Andrea si voltò a malincuore. Lei cercò di incrociare il suo sguardo, ma lui distolse gli occhi. «Cosa ti servo? Insalata russa o quella lì? Mamma dice che è buonissima.»
«Come vuoi» – rispose Andrea, svuotando il bicchiere d’un fiato.
«Non credevo che la figlia di Elisabetta fosse già così grande. Studi o lavori?» – chiese Beatrice, avvicinandosi.
«Mi sono laureato tre anni fa, ora lavoro.»
«Wow. Con una mamma così, non c’è da stupirsi.»
Parlavano quasi con le fronti a contatto, per sentirsi meglio. Ogni volta che le loro braccia si sfioravano, Andrea sentiva un’onda di calore, il cuore in tumulto. Cercava ogni occasione per toccarla di nuovo, ma con sua delusione Beatrice si allontanò leggermente.
Giulia gli chiese qualcosa, e Andrea si voltò infastidito. Dopo alcuni brindisi e bicchieri di vino, una piacevole leggerezza gli annebbiò la mente.
«Andrea, metti su musica, balliamo un po’» – propose Elisabetta.
Avevano già scelto insieme la playlist. Andrea accese il computer, e dalle casse uscì una canzone ritmata degli anni Novanta. Le donne si spostarono sul divano, gli uomini uscirono a fumare.

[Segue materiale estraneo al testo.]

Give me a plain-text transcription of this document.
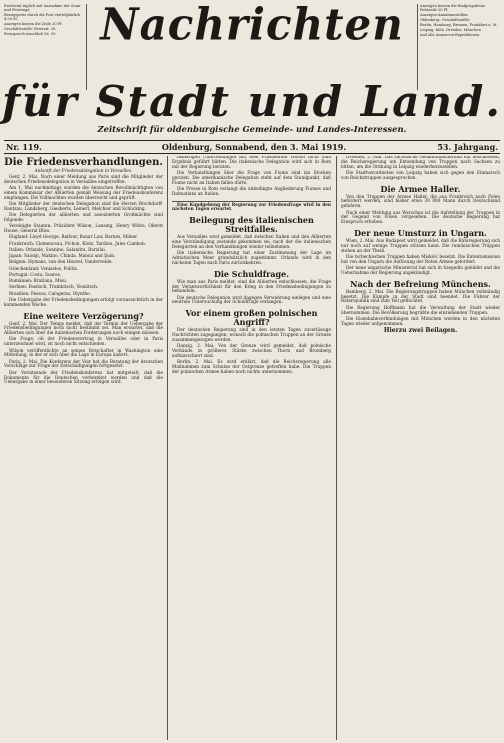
Erscheint täglich mit Ausnahme der Sonn- und Feiertage.

Bezugspreis durch die Post vierteljährlich 4.50 M.

Anzeigen kosten die Zeile 20 Pf.

Geschäftsstelle: Peterstr. 28.

Fernsprech-Anschluß Nr. 59.	Nachrichten	Anzeigen kosten die fünfgespaltene Petitzeile 20 Pf.

Anzeigen-Annahmestellen:

Oldenburg: Geschäftsstelle

Berlin, Hamburg, Bremen, Frankfurt a. M.

Leipzig, Köln, Dresden, München

und alle Annoncen-Expeditionen.

für Stadt und Land.
Zeitschrift für oldenburgische Gemeinde- und Landes-Interessen.
Nr. 119.	Oldenburg, Sonnabend, den 3. Mai 1919.	53. Jahrgang.
Die Friedensverhandlungen.

Ankunft der Friedensdelegation in Versailles.

Genf, 2. Mai. Nach einer Meldung aus Paris sind die Mitglieder der deutschen Friedensdelegation in Versailles eingetroffen.

Am 1. Mai nachmittags wurden die deutschen Bevollmächtigten von einem Kommissar der Alliierten gemäß Weisung der Friedenskonferenz empfangen. Die Vollmachten wurden überreicht und geprüft.

Die Mitglieder der deutschen Delegation sind die Herren Brockdorff-Rantzau, Landsberg, Giesberts, Leinert, Melchior und Schücking.

Die Delegierten der alliierten und assoziierten Großmächte sind folgende:

Vereinigte Staaten: Präsident Wilson, Lansing, Henry White, Oberst House, General Bliss.

England: Lloyd George, Balfour, Bonar Law, Barnes, Milner.

Frankreich: Clemenceau, Pichon, Klotz, Tardieu, Jules Cambon.

Italien: Orlando, Sonnino, Salandra, Barzilai.

Japan: Saionji, Makino, Chinda, Matsui und Ijuin.

Belgien: Hymans, van den Heuvel, Vandervelde.

Griechenland: Venizelos, Politis.

Portugal: Costa, Soares.

Rumänien: Bratianu, Misu.

Serbien: Pasitsch, Trumbitsch, Vesnitsch.

Brasilien: Pessoa, Calogeras, Olyntho.

Die Uebergabe der Friedensbedingungen erfolgt voraussichtlich in der kommenden Woche.

Eine weitere Verzögerung?

Genf, 2. Mai. Der Temps meldet, daß der Termin der Uebergabe der Friedensbedingungen noch nicht bestimmt sei. Man erwartet, daß die Alliierten sich über die italienischen Forderungen noch einigen müssen.

Die Frage, ob der Friedensvertrag in Versailles oder in Paris unterzeichnet wird, ist noch nicht entschieden.

Wilson veröffentlichte an seinen Botschafter in Washington eine Mitteilung, in der er sich über die Lage in Europa äußert.

Paris, 2. Mai. Die Konferenz der Vier hat die Beratung der deutschen Vorschläge zur Frage der Entschädigungen fortgesetzt.

Der Vorsitzende der Friedenskonferenz hat mitgeteilt, daß die Dokumente für die Deutschen vorbereitet werden und daß die Uebergabe in einer besonderen Sitzung erfolgen wird.

bisherigen Unterredungen mit dem Präsidenten Wilson nicht zum Ergebnis geführt hätten. Die italienische Delegation wird sich in Rom mit der Regierung beraten.

Die Verhandlungen über die Frage von Fiume sind ins Stocken geraten. Die amerikanische Delegation steht auf dem Standpunkt, daß Fiume nicht an Italien fallen dürfe.

Die Presse in Rom verlangt die unbedingte Angliederung Fiumes und Dalmatiens an Italien.

Eine Kundgebung der Regierung zur Friedensfrage wird in den nächsten Tagen erwartet.

Beilegung des italienischen Streitfalles.

Aus Versailles wird gemeldet, daß zwischen Italien und den Alliierten eine Verständigung zustande gekommen sei, nach der die italienischen Delegierten an den Verhandlungen wieder teilnehmen.

Die italienische Regierung hat einer Zustimmung der Lage im Adriatischen Meer grundsätzlich zugestimmt. Orlando wird in den nächsten Tagen nach Paris zurückkehren.

Die Schuldfrage.

Wie man aus Paris meldet, sind die Alliierten entschlossen, die Frage der Verantwortlichkeit für den Krieg in den Friedensbedingungen zu behandeln.

Die deutsche Delegation wird dagegen Verwahrung einlegen und eine neutrale Untersuchung der Schuldfrage verlangen.

Vor einem großen polnischen Angriff?

Der deutschen Regierung sind in den letzten Tagen zuverlässige Nachrichten zugegangen, wonach die polnischen Truppen an der Grenze zusammengezogen werden.

Danzig, 2. Mai. Von der Grenze wird gemeldet, daß polnische Verbände in größerer Stärke zwischen Thorn und Bromberg aufmarschiert sind.

Berlin, 2. Mai. Es wird erklärt, daß die Reichsregierung alle Maßnahmen zum Schutze der Ostgrenze getroffen habe. Die Truppen der polnischen Armee haben noch nichts unternommen.

Dresden, 2. Mai. Das sächsische Gesamtministerium hat beschlossen, die Reichsregierung um Entsendung von Truppen nach Sachsen zu bitten, um die Ordnung in Leipzig wiederherzustellen.

Die Stadtverordneten von Leipzig haben sich gegen den Einmarsch von Reichstruppen ausgesprochen.

Die Armee Haller.

Von den Truppen der Armee Haller, die aus Frankreich nach Polen befördert werden, sind bisher etwa 30 000 Mann durch Deutschland gefahren.

Nach einer Meldung aus Warschau ist die Aufstellung der Truppen in der Gegend von Posen vorgesehen. Die deutsche Regierung hat Einspruch erhoben.

Der neue Umsturz in Ungarn.

Wien, 2. Mai. Aus Budapest wird gemeldet, daß die Räteregierung sich nur noch auf wenige Truppen stützen kann. Die rumänischen Truppen stehen an der Theiß.

Die tschechischen Truppen haben Miskolc besetzt. Die Ententemission hat von den Ungarn die Auflösung der Roten Armee gefordert.

Der neue ungarische Ministerrat hat sich in Szegedin gebildet und die Uebernahme der Regierung angekündigt.

Nach der Befreiung Münchens.

Bamberg, 2. Mai. Die Regierungstruppen haben München vollständig besetzt. Die Kämpfe in der Stadt sind beendet. Die Führer der Räterepublik sind zum Teil geflüchtet.

Die Regierung Hoffmann hat die Verwaltung der Stadt wieder übernommen. Die Bevölkerung begrüßte die einziehenden Truppen.

Die Eisenbahnverbindungen mit München werden in den nächsten Tagen wieder aufgenommen.

Hierzu zwei Beilagen.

Elisabetta iniziò a sparecchiare per «far posto al dolce». Giulia si offrì di aiutarla, comportandosi come la padrona di casa, quasi una moglie, cosa che irritò moltissimo Andrea.
Beatrice fu l’ultima ad alzarsi, incerta sul da farsi. Andrea le si avvicinò.
«Balliamo?»
Lei alzò un sopracciglio sorpresa. Dopo un attimo, posò le mani sulle sue spalle. Lo spazio era poco, così si limitarono a dondolare sul posto. I loro occhi erano alla stessa altezza, pericolosamente vicini.
Gli uomini tornarono e invitarono le mogli a ballare. Diventò tutto troppo stretto. Senza parlare, AndreaBeatrice si ritirò infine tra le sue braccia, e mentre il sole sorgeva oltre le colline toscane, Elisabetta comprese che l’amore, seppur inatteso, aveva unito la sua famiglia più di quanto avesse mai osato sperare.